To lower cholesterol, it is important to eat more monounsaturated and polyunsaturated fats, limit saturated fats, and avoid trans fats completely. A diet rich in seafood, nuts, seeds, and olive oil will help to lower cholesterol and make your heart happy.

Oatmeal with Berries

Increase Your Fiber Intake

Adequate fiber intake can help lower cholesterol.

According to the 2020-2025 Dietary Guidelines for Americans, women should consume 21-25 grams and men 30-38 grams of fiber daily to reduce the risk of stroke, heart disease, cancer, and to lower blood cholesterol. There are two types of fiber: insoluble and soluble. Insoluble fiber does not dissolve in water and is responsible for adding bulk to bowel movements, reducing bouts of constipation and diarrhea. Soluble fiber dissolves in water and forms a gel-like consistency in the digestive tract. This type of fiber reduces cholesterol by aiding in the excretion of dietary cholesterol and decreasing the amount of cholesterol produced by the body. Both types of fiber are important, but focus on soluble fiber for the cholesterol-lowering benefits.
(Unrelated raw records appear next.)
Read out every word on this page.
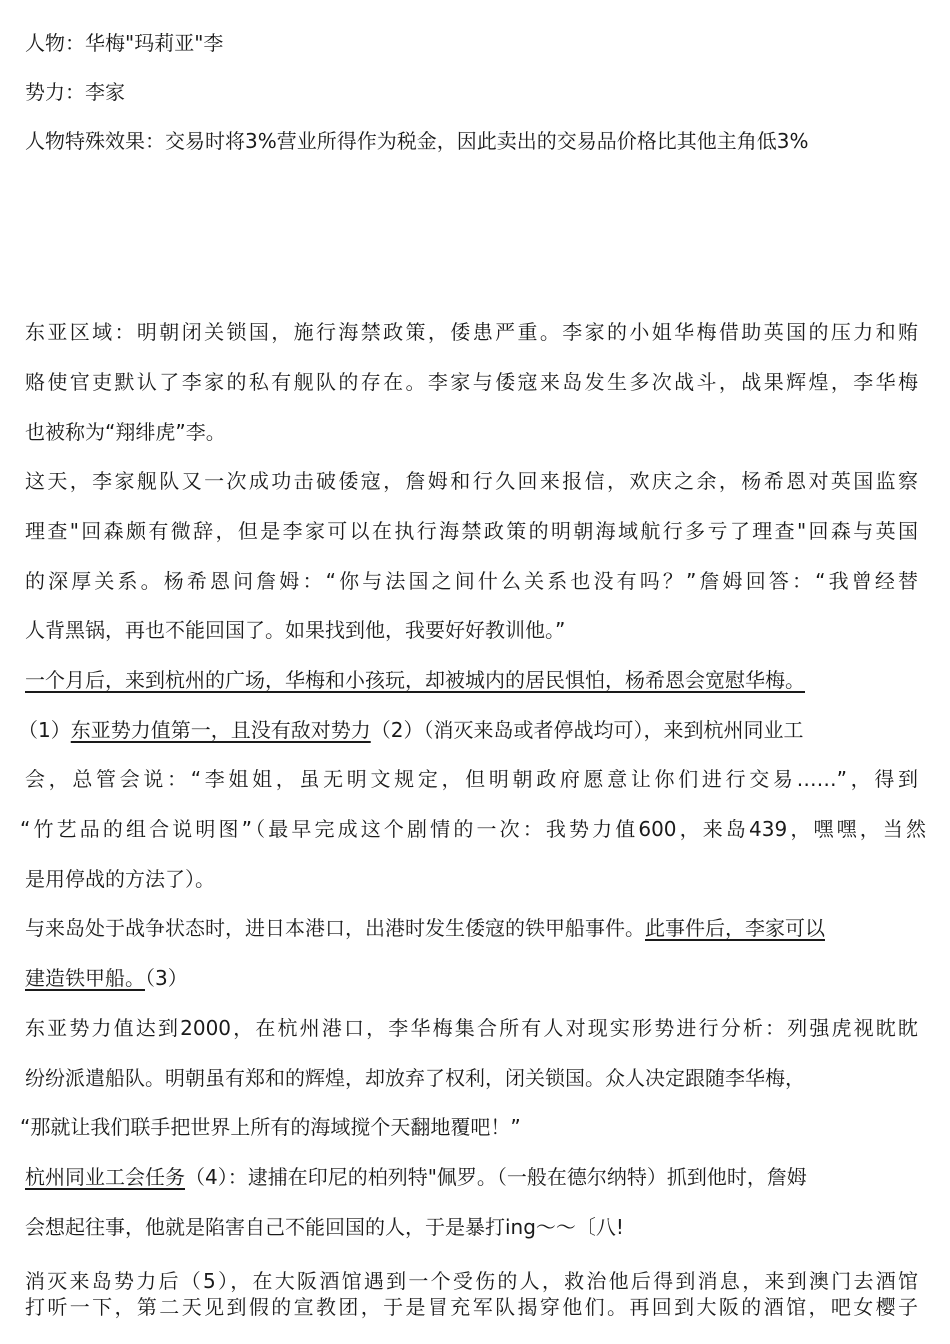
人物：华梅"玛莉亚"李
势力：李家
人物特殊效果：交易时将3%营业所得作为税金，因此卖出的交易品价格比其他主角低3%
东亚区域：明朝闭关锁国，施行海禁政策，倭患严重。李家的小姐华梅借助英国的压力和贿
赂使官吏默认了李家的私有舰队的存在。李家与倭寇来岛发生多次战斗，战果辉煌，李华梅
也被称为“翔绯虎”李。
这天，李家舰队又一次成功击破倭寇，詹姆和行久回来报信，欢庆之余，杨希恩对英国监察
理查"回森颇有微辞，但是李家可以在执行海禁政策的明朝海域航行多亏了理查"回森与英国
的深厚关系。杨希恩问詹姆：“你与法国之间什么关系也没有吗？”詹姆回答：“我曾经替
人背黑锅，再也不能回国了。如果找到他，我要好好教训他。”
一个月后，来到杭州的广场，华梅和小孩玩，却被城内的居民惧怕，杨希恩会宽慰华梅。
（1）东亚势力值第一，且没有敌对势力（2）（消灭来岛或者停战均可），来到杭州同业工
会，总管会说：“李姐姐，虽无明文规定，但明朝政府愿意让你们进行交易……”，得到
“竹艺品的组合说明图”（最早完成这个剧情的一次：我势力值600，来岛439，嘿嘿，当然
是用停战的方法了）。
与来岛处于战争状态时，进日本港口，出港时发生倭寇的铁甲船事件。此事件后，李家可以
建造铁甲船。（3）
东亚势力值达到2000，在杭州港口，李华梅集合所有人对现实形势进行分析：列强虎视眈眈
纷纷派遣船队。明朝虽有郑和的辉煌，却放弃了权利，闭关锁国。众人决定跟随李华梅，
“那就让我们联手把世界上所有的海域搅个天翻地覆吧！”
杭州同业工会任务（4）：逮捕在印尼的柏列特"佩罗。（一般在德尔纳特）抓到他时，詹姆
会想起往事，他就是陷害自己不能回国的人，于是暴打ing～～〔八!
消灭来岛势力后（5），在大阪酒馆遇到一个受伤的人，救治他后得到消息，来到澳门去酒馆
打听一下，第二天见到假的宣教团，于是冒充军队揭穿他们。再回到大阪的酒馆，吧女樱子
Eating a diet rich in fruits, vegetables, oats, and barley [soluble fiber sources] along with whole grains, bran, nuts, and seeds will ensure adequate intake and the health benefits of fiber.


Move More and Exercise Daily

Sedentary lifestyles increase cardiovascular risk.

You have probably heard that exercise is good for your heart, but did you know that exercise has also been shown to improve cholesterol specifically? Studies have shown that exercise decreases LDL (bad cholesterol) and increase HDL (good cholesterol). The American Heart Association recommends 150 minutes of moderately-intense exercise per week. A brisk 20-minute walk or bike ride each day is all it takes to improve your cardiac health.  
Exercise goals can seem daunting at first, especially if you haven't exercised in a while or if you have a job where you sit at a computer all day. With this in mind, any time spent up from your desk and moving around is step in the right directions. Plan to stand up from your desk and walk around for a few minutes each hour. Set a timer to remind yourself to get up and get moving. 
Start with small attainable goals if exercise is new to you. Even a 5-minute walk after work, is 5 minutes of heart healthy movement. Gradually increase the time and the intensity of your activity as your fitness level improves.
Find an activity that is right for you. Although exercise may be challenging at first, you want to choose an activity that you look forward to doing. Experiment with different exercises, like walking, biking, swimming, hiking, etc., until you find something you enjoy. Invite friends and loved ones to join you and make it a social event.  The goal is to choose activities that you can maintain long-term.